The South African government has, to its credit, acknowledged the concerns Light and his team have raised, many of which were in response to Shell’s EMP. Concerns raised include the potential dangers of fracking as a production method, especially considering that it is not regulated in South Africa, potential water, air and dust pollution, possible impacts of radioactive materials, socio-economics impacts…the list goes on.
“Accordingly, we have written to the Minister of Mineral Resources, Susan Shabangu, and recommended that she does not grant the five pending shale gas exploration applications on the grounds that there are far too many gaps and unknowns for it to be prudent. We advised that a Strategic Environmental Assessment by the government be undertaken before any decisions are made. This is crucial because as the law in South Africa currently stands, if the Minister grants an exploration right she must grant the production right as well.”
The Minister has not responded.
Regrettably the government has also decided against a Strategic Environmental Assessment.
“They have erred in our view. The precautionary rule should apply with an exploration process of this magnitude. It will be extremely difficult to stop the process once it has started and at which stage the people of this country might well be led on a legal dance we cannot afford,” explains Light, adding: “If the Minister grants the exploration applications, and if the conditions are offensive to us, then we will challenge this. We have come too far with this process for South Africa not to insist on good governance.”

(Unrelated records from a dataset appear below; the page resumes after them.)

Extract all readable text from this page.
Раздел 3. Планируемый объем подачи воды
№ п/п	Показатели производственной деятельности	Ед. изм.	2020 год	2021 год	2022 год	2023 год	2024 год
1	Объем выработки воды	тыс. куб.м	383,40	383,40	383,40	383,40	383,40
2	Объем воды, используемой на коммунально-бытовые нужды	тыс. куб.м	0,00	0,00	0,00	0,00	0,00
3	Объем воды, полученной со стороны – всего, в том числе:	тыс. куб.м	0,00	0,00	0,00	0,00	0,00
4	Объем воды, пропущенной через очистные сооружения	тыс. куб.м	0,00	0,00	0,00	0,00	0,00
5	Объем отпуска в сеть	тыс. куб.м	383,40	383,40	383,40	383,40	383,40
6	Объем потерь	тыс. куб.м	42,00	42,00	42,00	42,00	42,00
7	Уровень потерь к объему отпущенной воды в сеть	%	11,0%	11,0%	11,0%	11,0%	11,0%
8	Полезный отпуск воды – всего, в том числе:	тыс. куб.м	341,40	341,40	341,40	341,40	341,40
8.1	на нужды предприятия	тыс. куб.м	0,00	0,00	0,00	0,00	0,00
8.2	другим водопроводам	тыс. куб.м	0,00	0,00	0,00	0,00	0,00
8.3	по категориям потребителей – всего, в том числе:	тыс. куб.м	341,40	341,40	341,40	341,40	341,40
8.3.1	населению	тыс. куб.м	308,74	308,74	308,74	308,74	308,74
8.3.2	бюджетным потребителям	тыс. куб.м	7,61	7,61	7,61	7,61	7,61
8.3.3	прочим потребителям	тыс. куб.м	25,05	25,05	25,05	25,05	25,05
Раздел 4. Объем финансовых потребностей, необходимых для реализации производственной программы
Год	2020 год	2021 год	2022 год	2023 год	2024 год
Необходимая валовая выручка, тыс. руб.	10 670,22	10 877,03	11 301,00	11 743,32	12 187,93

Working against this are the rumours about big money changing hands, but irrespective of whether they are true or not the shale gas battle is far from over.
“What we have on our side is good law. We are fortunate to have one of the best legal systems in the world,” says Light. “If we can influence the improvement of our mineral laws, and make sure that changes are made in the law to benefit all the people in South Africa – from the Karoo to Mpumalanga – then we will have done something incredibly valuable for South Africa and the world.”